Among researchers’ current focus is a mysterious neurological disorder in panthers, which is visible in animals hobbled by weak back legs. Onorato said biologists don’t know what causes “FLM.” feline leukomyelopathy. At least one animal with evidence of symptoms was recently spotted around the Big Cypress National Preserve, he said, researchers have positioned more cameras on public land in hopes of documenting the disorder’s prevalence.

The greatest challenge for panthers, environmentalists say, is the squeeze of development. “We’re heading toward a habitat that’s just too small to sustain a big cat,” said Matthew Schwartz, director of the South Florida Wildlands Association.

He and other advocates spent much of 2020 fighting a proposed toll road expansion known as M-CORES, which could bring a new highway near panther habitat. The leader of The Nature Conservancy in Florida called it an “existential threat.” A section of the three-part project, the Southwest-Central Connector, would run from Collier County to PolkCounty through prime Florida panther habitat.

Proponents of the toll road say it would spur development in rural Florida. But those rural areas, environmentalists say, offer crucial habitat for animals like the panther. Committees studying different segments of the road project suggested the state avoid environmentally sensitive areas.

“It really would open up the spine of Florida,” said Lopez, of the Center for Biological Diversity. “Frankly there’s no additional space for the panther to go. ... Each panther needs a ton of habitat to hunt and reproduce successfully.”

Some nature advocates say they are skeptical of the idea that more panther deaths in the past have been a sign of a growing population. They wonder if lower death numbers in 2020 might show what would happen with fewer drivers in panther territory. People, they say, could have stayed at home more during the pandemic.

Bradley Cornell, a Southwest Florida policy associate for Audubon Florida, said panther deaths are a reminder of the importance of preserving conservation land and big ranches as habitat in the middle of the state where the animals could expand.

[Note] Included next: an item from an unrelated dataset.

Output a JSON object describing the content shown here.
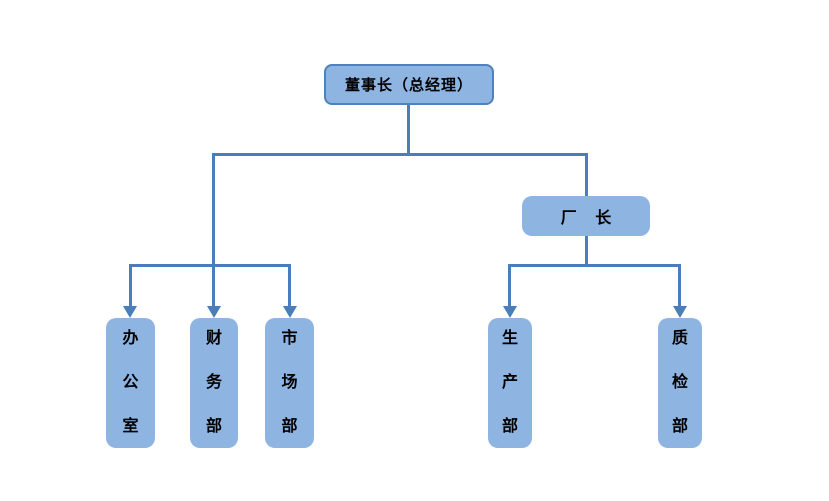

The Florida Wildlife Federation campaigns to secure wildlife crossings in Southwest Florida. The organization’s local field representative, Meredith Budd said “FWF has opposed the toll roads since the idea manifested during the legislative session in 2019,”

“If the roads do move forward, crossings would be critical. They need to be considered and implemented across the board for roadways that bisect wildlife habitat — and land acquisition is also going to be essential” stating additional habitat surrounding crossings will be needed for them to function properly so wildlife may move through as intended.